About 15 years ago, a colleague and I, acting on behalf of the State of Florida Environmental Secretariat, were invited to tour several equestrian facilities in Wellington. It was a rainy day, and as I passed a manure/bedding storage bin and noted the coffee-colored extract running out of the bottom of the bin and directly into a storm drain and adjacent canal, I remember my stern suggestion, namely, “Put a lid on it!” This was and is such a no-brainer that it now boggles my mind to have now learned that Wellington’s animal waste ordinance failed and that Vice Mayor Howard Coates asked, “Isn’t that a bit of overkill?” to require a lid, even as simple as a tarp, plus storage 100 feet from a surface water body.
Wellington was taken to task for the phosphorous-based pollution emanating from Basin B by the South Florida Water Management District and the U.S. Army Corps of Engineers.

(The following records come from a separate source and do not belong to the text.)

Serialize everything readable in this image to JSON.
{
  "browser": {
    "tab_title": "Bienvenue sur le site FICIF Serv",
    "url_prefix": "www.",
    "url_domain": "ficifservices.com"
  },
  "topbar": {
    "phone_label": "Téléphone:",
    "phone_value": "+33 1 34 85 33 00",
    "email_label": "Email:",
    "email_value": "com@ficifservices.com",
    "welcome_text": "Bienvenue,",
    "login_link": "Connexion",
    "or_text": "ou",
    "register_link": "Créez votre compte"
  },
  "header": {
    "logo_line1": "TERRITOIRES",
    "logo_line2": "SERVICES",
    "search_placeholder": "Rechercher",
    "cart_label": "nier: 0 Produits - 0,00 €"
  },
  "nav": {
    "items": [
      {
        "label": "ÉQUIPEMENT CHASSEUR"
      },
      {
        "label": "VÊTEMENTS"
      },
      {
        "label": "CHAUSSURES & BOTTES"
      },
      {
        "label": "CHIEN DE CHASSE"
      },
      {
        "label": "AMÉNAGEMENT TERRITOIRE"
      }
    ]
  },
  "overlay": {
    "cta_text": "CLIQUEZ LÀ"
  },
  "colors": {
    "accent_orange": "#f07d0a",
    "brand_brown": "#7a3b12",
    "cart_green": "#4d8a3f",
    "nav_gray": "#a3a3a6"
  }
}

That led to some good best management practices (BMPs) such as fertilizers only with a middle number (P) of zero.
I have studied local nutrient pollution and algal blooms for over two decades and have had graduate students even do master’s projects on the extractability of phosphorous (P) from fresh and aged horse manure. Those findings were presented at two separate meetings (2004, 2007) of the Florida Academy of Science. Horse manure collected from numerous sites in Wellington and Loxahatchee Groves, my home town, averaged 42.7 mg P/gram dry weight of manure, and of that total P, 55 percent was readily extractable with water and mild bicarbonate solution, the same conditions found locally with rain and abundant limestone.
Getting away from the scientific weights and measures, out of the 45 to 60 pounds of wet weight manure, an average of 0.13 pounds (2.1 ounces) of phosphorous is produced and available to pollute your ponds and canals and to be exported to the Everglades. Now, do the math: Multiply that seemingly small amount of P by the huge number of horses in our area and by 365 days per year. Phosphorous enrichment favors cyanobacteria (a.k.a. blue-green algae), and it is only a matter of time, given attitudes such as Vice Mayor Coates’, before one or more of the cyanobacterial blooms is of the toxic variety. Yes, toxic to humans — Google it! I thank you for your time and, hopefully, consideration of the environment and our future.
Dr. J. William Louda
Editor’s note: Dr. Louda is a senior scientist with the Environmental Sciences Program at Florida Atlantic University.